Grammar Bite #21—Use of ‘who’ and ‘whom’

24 May 2012

 

Knowing when to use the pronouns ‘who’ or ‘whom’ causes problems for a lot of us. Honestly, there are times when I have to stop and think hard about which one is correct.

 

Basically, use ‘who’ when you’re referring to the subject of a sentence. And use ‘whom’ when you’re referring to the object of a sentence.

 

There are two ways to check which pronoun to use:

1.    Restructure the ‘who’/‘whom’ parts of the sentence.

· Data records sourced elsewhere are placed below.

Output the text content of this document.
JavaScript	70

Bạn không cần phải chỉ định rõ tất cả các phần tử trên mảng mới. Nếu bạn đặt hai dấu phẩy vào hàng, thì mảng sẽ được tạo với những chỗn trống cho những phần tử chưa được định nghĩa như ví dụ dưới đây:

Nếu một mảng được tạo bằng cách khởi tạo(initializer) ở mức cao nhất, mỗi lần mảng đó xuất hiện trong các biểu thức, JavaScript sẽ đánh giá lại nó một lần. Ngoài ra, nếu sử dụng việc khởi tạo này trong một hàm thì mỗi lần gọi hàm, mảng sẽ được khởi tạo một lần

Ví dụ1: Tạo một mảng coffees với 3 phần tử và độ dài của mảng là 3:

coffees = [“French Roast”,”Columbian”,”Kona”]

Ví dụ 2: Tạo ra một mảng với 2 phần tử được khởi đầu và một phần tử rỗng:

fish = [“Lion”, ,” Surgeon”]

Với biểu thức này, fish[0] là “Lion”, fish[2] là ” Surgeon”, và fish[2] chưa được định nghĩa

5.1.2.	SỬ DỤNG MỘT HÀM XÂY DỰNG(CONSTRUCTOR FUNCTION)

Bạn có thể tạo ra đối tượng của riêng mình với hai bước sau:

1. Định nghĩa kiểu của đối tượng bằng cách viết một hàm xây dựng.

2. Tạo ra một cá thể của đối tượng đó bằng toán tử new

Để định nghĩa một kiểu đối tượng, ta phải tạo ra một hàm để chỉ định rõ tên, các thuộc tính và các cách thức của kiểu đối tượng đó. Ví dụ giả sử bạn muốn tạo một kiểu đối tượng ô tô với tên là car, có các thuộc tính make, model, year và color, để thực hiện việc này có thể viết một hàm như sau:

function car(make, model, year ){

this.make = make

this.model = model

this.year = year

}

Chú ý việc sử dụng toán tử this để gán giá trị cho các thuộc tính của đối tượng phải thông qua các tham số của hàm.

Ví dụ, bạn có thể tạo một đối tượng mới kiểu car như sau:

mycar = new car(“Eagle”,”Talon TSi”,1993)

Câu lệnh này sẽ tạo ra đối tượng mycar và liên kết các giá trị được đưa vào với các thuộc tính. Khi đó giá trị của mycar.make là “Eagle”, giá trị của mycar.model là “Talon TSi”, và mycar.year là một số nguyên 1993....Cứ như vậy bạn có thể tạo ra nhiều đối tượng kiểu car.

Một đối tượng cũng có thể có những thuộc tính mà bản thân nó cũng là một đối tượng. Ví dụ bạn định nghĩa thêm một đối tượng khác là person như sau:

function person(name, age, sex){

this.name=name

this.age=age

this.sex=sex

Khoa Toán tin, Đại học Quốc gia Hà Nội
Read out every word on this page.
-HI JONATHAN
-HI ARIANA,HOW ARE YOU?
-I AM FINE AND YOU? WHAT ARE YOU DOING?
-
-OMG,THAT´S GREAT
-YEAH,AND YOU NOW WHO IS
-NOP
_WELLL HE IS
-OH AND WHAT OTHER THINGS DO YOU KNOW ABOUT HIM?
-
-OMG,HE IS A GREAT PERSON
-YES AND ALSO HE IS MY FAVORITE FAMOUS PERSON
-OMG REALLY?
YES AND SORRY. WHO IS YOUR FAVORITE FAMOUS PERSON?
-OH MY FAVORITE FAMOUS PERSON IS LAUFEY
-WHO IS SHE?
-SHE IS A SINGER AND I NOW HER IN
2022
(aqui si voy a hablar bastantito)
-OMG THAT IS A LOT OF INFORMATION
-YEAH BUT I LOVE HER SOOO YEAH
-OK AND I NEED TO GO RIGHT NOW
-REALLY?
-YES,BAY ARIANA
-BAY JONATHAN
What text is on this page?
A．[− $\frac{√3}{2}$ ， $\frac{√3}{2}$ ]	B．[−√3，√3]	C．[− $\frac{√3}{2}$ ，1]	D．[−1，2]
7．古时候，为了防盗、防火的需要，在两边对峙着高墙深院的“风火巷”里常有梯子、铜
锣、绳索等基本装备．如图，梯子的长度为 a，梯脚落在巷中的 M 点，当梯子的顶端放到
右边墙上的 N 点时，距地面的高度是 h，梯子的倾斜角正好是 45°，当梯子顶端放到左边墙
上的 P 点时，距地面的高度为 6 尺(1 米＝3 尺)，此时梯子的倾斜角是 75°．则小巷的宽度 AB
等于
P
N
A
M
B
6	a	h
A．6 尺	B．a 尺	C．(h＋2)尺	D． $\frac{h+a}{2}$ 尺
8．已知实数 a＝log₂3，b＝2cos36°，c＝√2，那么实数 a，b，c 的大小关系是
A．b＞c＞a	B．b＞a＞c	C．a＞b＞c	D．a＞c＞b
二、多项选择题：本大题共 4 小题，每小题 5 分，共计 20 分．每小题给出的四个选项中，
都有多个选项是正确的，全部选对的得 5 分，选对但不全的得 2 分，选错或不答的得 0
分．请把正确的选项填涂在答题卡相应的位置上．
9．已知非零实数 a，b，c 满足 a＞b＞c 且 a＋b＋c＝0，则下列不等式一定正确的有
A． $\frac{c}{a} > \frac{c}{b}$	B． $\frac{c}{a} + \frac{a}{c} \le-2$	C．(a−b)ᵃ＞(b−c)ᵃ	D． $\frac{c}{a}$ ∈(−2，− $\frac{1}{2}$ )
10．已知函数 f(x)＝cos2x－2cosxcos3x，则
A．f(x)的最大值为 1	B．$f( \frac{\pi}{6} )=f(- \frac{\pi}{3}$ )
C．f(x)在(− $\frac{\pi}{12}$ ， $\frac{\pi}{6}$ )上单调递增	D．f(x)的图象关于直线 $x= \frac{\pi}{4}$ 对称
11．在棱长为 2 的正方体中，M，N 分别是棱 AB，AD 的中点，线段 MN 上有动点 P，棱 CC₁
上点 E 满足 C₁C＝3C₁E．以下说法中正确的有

2.   In the restructured sentence, replace ‘who’ with another subject pronoun or ‘whom’ with another object pronoun.

 

Here’s how to use these methods.

 

Who – the ‘subject’ pronoun

Let’s look at this example: Pamela is the one who just joined the company.

 

Restructure

To restructure the ‘who’ part of the sentence, say: Pamela just joined the company. Since the ‘who’ part of the original sentence refers to the subject (Pamela), ‘who’ is the correct pronoun to use in it.

 

Replace ‘who’ with another subject pronoun

Subject pronouns include: I, he, she, we, they

 

In the restructured sentence, we will replace ‘Pamela’ with the subject pronoun she to see if it works.  She just joined the company. This is correct, so again, ‘who’ is correct in the original sentence.

 

Question form

The question form of this example is: Who just joined the company?

 

Whom – the ‘object’ pronoun

Let’s look at this example: My Aunt Ginny, whom we will visit next month, is 90 years old.

 

Restructure

To restructure the ‘whom’ part of this sentence, say: We will visit Aunt Ginny next month. In this case, ‘Aunt Ginny’ is the object of the sentence, so ‘whom’ is the correct pronoun to use in the original sentence.

 

Replace ‘whom’ with another object pronoun

Object pronouns include: me, her, him, us, them

 

In the restructured sentence, we will replace ‘Aunt Ginny’ with the object pronoun her to see if it’s correct. We will visit her next month. This again shows that ‘whom’ is the correct pronoun to use in the original sentence.

Question form

The question form of this example is: Whom are you going to visit next month?

 

(Update: In this question, ‘whom’ sounds very formal, so nowadays it is often changed to ‘who’, especially in speech. Although ‘whom’ is the grammatically correct word to use, ‘who’ is commonly accepted.)